Тремпольцеву стало неловко: «Надо же какая тактичность — утомился! Пьян я был, как сапожник».
— Наверное, вам нужно было раньше выходить, а я ехала до конечной. И когда мы добрались до моей остановки, никого, кроме нас с вами, в маршрутке не осталось. И водитель велел вас…
— Вытолкать в шею, — подсказал Павел.
— Помочь вам выйти, — выкрутилась она. — А на улице вы никак не могли вспомнить, куда же вам нужно, и я побоялась оставлять вас одного. Ну, вот и…
Разведя руками, она словно извинилась, что без спросу привела его в свой дом, уложила на диван, поставила рядом тапочки, подложила под голову подушку. Наволочка была чистой, такие вещи Павел сразу замечал.

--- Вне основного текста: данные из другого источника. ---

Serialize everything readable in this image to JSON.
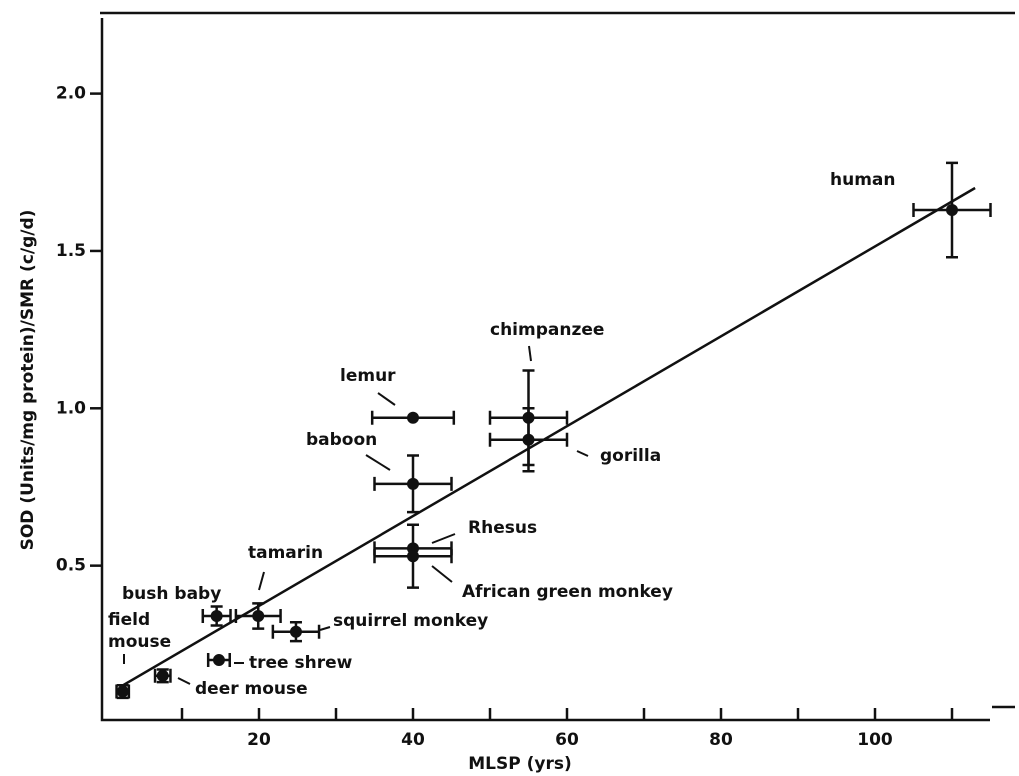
{
  "chart_data": {
    "type": "scatter",
    "x_label": "MLSP (yrs)",
    "y_label": "SOD (Units/mg protein)/SMR (c/g/d)",
    "xlim": [
      0,
      115
    ],
    "ylim": [
      0,
      2.25
    ],
    "xticks": [
      20,
      40,
      60,
      80,
      100
    ],
    "xminor_ticks": [
      10,
      30,
      50,
      70,
      90,
      110
    ],
    "yticks": [
      0.5,
      {
        "value": 1,
        "label": "1.0"
      },
      1.5,
      {
        "value": 2,
        "label": "2.0"
      }
    ],
    "color": "#111111",
    "points": [
      {
        "label": "field mouse",
        "x": 2.3,
        "y": 0.1,
        "xerr": 0.8,
        "yerr": 0.02
      },
      {
        "label": "deer mouse",
        "x": 7.5,
        "y": 0.15,
        "xerr": 1,
        "yerr": 0.02
      },
      {
        "label": "tree shrew",
        "x": 14.8,
        "y": 0.2,
        "xerr": 1.4
      },
      {
        "label": "bush baby",
        "x": 14.5,
        "y": 0.34,
        "xerr": 1.8,
        "yerr": 0.03
      },
      {
        "label": "tamarin",
        "x": 19.9,
        "y": 0.34,
        "xerr": 2.9,
        "yerr": 0.04
      },
      {
        "label": "squirrel monkey",
        "x": 24.8,
        "y": 0.29,
        "xerr": 3,
        "yerr": 0.03
      },
      {
        "label": "lemur",
        "x": 40,
        "y": 0.97,
        "xerr": 5.3
      },
      {
        "label": "baboon",
        "x": 40,
        "y": 0.76,
        "xerr": 5,
        "yerr": 0.09
      },
      {
        "label": "Rhesus",
        "x": 40,
        "y": 0.555,
        "xerr": 5
      },
      {
        "label": "African green monkey",
        "x": 40,
        "y": 0.53,
        "xerr": 5,
        "yerr": 0.1
      },
      {
        "label": "chimpanzee",
        "x": 55,
        "y": 0.97,
        "xerr": 5,
        "yerr": 0.15
      },
      {
        "label": "gorilla",
        "x": 55,
        "y": 0.9,
        "xerr": 5,
        "yerr": 0.1
      },
      {
        "label": "human",
        "x": 110,
        "y": 1.63,
        "xerr": 5,
        "yerr": 0.15
      }
    ],
    "fit_line": {
      "x": [
        2,
        113
      ],
      "y": [
        0.115,
        1.7
      ]
    }
  }
}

«Несчастная, одинокая баба, — пояснил он самому себе, чтобы особенно не растрогаться. — Подобрала на улице пьяного мужика и расставила ловушки: наволочка, тапочки… Белыми нитками шито! На такое попадаться — последним идиотом быть».

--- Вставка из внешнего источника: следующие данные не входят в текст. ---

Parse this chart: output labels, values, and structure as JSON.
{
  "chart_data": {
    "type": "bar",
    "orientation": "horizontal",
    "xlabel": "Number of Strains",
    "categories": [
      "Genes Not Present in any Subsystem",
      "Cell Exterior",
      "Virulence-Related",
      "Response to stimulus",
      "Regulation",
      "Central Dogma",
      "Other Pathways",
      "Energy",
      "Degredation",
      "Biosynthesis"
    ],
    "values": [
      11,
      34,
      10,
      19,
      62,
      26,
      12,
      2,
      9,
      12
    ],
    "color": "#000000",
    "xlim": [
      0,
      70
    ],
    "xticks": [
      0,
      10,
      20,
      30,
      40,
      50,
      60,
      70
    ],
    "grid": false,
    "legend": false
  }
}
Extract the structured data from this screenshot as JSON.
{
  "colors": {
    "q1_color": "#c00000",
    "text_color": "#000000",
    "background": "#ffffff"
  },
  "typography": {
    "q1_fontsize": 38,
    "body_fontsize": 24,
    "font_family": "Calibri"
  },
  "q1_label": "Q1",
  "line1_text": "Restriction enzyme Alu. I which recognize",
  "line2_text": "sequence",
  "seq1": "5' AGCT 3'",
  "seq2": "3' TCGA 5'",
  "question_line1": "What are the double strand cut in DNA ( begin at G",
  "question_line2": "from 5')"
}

Но ей он благодарно улыбнулся:
— Спасибо, что не дали пропасть. А то еще в Питер улетел бы, как Женя Лукашин.
Она сразу вспомнила:
— Ну, он-то к счастью своему улетел!
— За счастьем и туманом больше никто не гоняется.
Услышав свой проникновенный тон, Тремпольцев уличил себя: «Теперь я ее решил растрогать? Играю разочарованного, обиженного судьбой романтика? Что за идиотская роль!»
— Вы кофе хотите? — спросила женщина, именем которой Павел так и не поинтересовался, и прошла мимо него к столу, включила чайник. — Только у меня растворимый, для себя лень варить. Да я и особой разницы не чувствую, на меня и такой хорошо действует. К тому же КВН поддерживаю…
Павел без приглашения уселся за стол:
— В каком смысле?
Улыбнувшись, она показала банку:
— Они же главные спонсоры!
— Любите КВН?
Ему хотелось продолжить: «А комедии смотрите? Тогда вы должны меня знать!» Но Павел не сказал этого, потому что он уже не был тем, кто снялся во всех этих фильмах, которые сам никогда не пересматривал.
Она закивала, и лицо ее приняло какое-то шкодливое выражение. «Ей и самой хотелось бы блеснуть весельем и находчивостью, — догадался Тремпольцев. — Засветиться на всю страну… А кому этого не хочется? Только для нее это мечта на один миг, а у меня это было. Какого черта я все поставил на карту?!»
Подавив приступ отчаяния, которое одолевало его сильнее похмелья, он отозвался с серьезным видом:
— Ладно, тогда я тоже поддержу. Меня, кстати, Павлом зовут.
Она опять кивнула, но на этот раз как бы одобряя имя:
— А меня Клавой.
Тремпольцев не смог скрыть удивления:
— Клавой? В самом деле?
— Старомодно?
— Не в этом дело. Просто у меня нет ни одной знакомой Клавы. Клавдия, значит? Корни древнейшие.
— Я знаю. Но я этим не горжусь. Меня не в честь того Клавдия назвали, а по бабушке.